Schultz, who has served two separate stints as Starbucks’ CEO, was named executive chairman in 2017. He grew the chain from a small Seattle-based chain of 11 stores in 1981 to an international behemoth with 28,000 stores in 77 countries today. Depending on whom you ask, he either brought high-quality Italian style coffee culture to the masses, or presided over the ruin of countless local coffee shops with a bland, homogenized product.
Significantly, he built the company by recognizing the importance of Starbucks’ baristas to the product and customer experience, and was an early adopter of what MIT lecturer Zeynep Ton calls the Good Jobs Strategy. That meant offering higher wages and better benefits than competitors, which according to Ton’s theory results in longer-tenured employees, better customer service, and increased sales. The company also invested in ethically sourced coffee beans, and as importantly, telling the world about it. Corporate responsibility became as much as part of the Starbucks brand as green aprons.

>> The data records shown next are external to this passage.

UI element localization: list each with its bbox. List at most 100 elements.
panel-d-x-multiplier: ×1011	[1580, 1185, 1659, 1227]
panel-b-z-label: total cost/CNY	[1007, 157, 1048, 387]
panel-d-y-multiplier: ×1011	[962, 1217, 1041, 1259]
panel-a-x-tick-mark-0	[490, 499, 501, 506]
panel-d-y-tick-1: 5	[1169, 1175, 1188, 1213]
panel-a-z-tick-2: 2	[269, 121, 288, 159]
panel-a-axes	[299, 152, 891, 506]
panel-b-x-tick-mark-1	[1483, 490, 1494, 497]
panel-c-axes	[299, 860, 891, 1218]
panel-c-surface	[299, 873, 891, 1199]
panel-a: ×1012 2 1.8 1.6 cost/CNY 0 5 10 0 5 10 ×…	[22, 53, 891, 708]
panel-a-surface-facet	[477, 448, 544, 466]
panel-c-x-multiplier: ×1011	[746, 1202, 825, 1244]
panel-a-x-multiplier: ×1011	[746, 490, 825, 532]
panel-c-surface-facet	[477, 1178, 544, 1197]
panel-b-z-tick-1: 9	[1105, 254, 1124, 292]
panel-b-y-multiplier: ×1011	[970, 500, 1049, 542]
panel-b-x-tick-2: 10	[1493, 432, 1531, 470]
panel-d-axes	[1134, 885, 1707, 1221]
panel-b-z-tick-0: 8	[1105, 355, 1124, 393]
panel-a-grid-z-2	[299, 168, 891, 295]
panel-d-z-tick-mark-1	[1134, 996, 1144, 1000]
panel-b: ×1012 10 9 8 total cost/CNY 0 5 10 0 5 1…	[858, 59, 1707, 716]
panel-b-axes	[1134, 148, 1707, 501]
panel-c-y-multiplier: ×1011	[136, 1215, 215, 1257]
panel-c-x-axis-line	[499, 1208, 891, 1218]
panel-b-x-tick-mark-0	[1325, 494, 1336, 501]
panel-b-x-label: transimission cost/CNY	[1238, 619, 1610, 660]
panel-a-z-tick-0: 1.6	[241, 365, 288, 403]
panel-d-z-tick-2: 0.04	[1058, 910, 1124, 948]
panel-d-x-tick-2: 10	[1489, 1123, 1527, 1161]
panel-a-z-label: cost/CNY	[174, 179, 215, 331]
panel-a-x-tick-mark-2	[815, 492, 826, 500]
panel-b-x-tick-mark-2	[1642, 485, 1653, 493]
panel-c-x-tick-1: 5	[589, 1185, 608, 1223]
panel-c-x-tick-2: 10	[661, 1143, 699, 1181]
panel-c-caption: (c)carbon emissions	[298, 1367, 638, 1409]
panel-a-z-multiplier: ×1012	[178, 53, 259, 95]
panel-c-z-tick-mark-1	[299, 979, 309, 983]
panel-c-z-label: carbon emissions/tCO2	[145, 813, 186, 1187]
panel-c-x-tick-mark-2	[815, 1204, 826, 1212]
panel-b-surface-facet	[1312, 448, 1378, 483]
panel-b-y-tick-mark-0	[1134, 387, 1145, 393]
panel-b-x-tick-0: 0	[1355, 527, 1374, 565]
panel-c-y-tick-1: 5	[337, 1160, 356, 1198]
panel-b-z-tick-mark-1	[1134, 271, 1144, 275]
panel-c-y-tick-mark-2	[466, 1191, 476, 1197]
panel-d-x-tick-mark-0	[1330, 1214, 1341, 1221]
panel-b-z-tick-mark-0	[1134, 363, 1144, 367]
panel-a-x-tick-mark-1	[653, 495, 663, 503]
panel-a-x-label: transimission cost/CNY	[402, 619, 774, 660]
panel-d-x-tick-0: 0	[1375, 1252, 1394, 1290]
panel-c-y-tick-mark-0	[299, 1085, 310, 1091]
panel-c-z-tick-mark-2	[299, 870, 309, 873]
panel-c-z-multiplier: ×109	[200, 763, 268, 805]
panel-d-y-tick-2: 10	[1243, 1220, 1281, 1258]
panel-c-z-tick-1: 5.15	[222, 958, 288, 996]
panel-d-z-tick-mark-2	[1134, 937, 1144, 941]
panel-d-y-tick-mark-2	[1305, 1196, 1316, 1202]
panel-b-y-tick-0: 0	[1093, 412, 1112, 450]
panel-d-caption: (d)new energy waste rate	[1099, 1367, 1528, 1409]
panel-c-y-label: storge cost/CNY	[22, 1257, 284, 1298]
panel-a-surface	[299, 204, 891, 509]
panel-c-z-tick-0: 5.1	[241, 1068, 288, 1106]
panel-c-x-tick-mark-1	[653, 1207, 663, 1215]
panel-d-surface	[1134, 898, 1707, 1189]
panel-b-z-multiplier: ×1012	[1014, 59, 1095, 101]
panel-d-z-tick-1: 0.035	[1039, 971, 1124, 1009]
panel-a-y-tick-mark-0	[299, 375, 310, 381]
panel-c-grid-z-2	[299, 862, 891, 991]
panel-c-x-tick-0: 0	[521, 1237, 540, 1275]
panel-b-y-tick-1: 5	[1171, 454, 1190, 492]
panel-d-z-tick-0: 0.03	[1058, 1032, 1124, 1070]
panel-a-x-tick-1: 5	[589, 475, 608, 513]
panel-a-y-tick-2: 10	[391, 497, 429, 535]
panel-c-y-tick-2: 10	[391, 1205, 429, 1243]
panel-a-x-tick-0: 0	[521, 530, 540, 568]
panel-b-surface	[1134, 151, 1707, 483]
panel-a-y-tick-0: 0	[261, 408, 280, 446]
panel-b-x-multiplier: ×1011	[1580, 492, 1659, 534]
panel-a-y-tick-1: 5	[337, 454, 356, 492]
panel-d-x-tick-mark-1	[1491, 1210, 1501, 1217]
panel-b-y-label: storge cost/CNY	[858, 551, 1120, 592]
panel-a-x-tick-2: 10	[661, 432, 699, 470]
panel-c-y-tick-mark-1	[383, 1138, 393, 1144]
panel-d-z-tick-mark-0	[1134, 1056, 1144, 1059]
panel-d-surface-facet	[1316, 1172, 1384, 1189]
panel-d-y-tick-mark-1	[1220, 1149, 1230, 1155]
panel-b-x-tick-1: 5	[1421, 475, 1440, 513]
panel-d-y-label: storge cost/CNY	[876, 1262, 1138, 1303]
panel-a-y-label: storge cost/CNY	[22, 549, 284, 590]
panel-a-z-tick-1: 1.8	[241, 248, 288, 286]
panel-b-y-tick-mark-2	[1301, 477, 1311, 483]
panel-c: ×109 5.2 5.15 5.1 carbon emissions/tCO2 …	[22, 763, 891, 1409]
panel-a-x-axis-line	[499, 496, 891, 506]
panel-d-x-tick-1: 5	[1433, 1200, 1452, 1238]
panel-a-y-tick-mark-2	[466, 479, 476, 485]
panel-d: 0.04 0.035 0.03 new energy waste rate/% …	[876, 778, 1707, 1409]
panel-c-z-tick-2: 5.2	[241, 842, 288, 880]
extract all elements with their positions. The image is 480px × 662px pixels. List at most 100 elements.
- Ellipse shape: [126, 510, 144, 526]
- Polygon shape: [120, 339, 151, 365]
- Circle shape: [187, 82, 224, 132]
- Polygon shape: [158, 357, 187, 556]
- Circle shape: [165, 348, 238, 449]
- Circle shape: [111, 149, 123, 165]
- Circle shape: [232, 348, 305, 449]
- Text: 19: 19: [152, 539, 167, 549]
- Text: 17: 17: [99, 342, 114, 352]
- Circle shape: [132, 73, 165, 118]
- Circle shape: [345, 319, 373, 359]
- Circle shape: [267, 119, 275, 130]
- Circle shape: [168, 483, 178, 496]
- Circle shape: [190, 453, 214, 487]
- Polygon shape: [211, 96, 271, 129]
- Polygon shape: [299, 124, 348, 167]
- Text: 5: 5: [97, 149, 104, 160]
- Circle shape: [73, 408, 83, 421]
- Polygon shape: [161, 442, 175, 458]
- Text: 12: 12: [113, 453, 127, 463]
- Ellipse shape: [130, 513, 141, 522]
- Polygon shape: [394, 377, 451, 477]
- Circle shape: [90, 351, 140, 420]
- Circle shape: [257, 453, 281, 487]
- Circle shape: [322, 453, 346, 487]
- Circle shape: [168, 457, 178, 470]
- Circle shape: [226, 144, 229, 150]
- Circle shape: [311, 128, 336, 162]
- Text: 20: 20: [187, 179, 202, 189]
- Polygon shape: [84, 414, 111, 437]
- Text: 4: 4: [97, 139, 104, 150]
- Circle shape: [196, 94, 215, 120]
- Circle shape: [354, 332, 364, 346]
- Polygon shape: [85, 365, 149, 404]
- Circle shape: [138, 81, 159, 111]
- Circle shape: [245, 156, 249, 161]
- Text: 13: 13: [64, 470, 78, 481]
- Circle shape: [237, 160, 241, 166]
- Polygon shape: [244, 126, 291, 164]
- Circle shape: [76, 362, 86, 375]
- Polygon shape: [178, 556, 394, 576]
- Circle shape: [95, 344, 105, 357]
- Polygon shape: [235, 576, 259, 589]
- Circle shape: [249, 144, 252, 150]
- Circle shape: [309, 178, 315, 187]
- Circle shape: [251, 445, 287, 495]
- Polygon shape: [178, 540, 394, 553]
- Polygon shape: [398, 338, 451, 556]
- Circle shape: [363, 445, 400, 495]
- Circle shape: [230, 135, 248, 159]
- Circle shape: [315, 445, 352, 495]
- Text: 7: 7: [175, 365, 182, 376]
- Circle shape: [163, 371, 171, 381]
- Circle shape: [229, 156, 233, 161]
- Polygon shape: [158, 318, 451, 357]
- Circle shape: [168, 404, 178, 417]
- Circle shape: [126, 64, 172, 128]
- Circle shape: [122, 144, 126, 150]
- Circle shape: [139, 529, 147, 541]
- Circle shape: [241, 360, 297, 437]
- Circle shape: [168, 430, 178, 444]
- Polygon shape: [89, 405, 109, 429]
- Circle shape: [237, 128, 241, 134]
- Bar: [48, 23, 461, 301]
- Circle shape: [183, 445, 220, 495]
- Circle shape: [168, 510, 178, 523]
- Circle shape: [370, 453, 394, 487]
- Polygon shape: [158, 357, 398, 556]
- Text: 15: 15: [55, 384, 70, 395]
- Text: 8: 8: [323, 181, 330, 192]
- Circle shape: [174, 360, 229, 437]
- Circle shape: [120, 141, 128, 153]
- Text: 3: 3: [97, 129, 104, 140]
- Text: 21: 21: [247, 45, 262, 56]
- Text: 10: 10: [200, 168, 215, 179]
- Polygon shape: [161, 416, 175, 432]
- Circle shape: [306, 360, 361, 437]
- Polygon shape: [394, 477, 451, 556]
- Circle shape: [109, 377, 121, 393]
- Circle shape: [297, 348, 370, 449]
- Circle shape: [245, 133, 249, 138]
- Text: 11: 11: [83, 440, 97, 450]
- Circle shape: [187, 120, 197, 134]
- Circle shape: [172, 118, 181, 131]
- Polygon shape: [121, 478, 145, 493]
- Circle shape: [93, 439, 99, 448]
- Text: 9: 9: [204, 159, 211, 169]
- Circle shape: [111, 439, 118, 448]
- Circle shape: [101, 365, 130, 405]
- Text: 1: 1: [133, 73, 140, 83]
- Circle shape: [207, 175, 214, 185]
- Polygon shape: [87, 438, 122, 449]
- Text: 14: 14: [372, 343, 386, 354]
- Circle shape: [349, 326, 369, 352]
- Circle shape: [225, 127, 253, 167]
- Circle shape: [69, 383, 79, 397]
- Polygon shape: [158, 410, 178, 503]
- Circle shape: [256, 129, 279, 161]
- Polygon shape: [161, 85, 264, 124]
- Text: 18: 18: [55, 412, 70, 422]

Under Schultz, Starbucks wasn’t shy about wading into hot-button issues, most notably his well-intended but clumsily executed 2015 initiative to promote racial dialogue by having baristas write “Race Together” on coffee cups. More recently, Starbucks was at the center of another racial controversy when two black men were arrested for trespassing in a Philadelphia store. Schultz and CEO Kevin Johnson acted aggressively to contain the damage, flying to Philadelphia to apologize, and closing 8,000 company-owned stores for the afternoon of May 29 for diversity training.
Whether or not the bias training sticks—and there’s reason to believe it won’t—it was a good faith effort that summed up Schultz’s unique brand of progressive-politics-as-marketing device. The company, assailed for its Philadelphia employee’s action, emerged from the episode viewed once again as a corporate leader. That’s not a bad valedictory note for Schultz.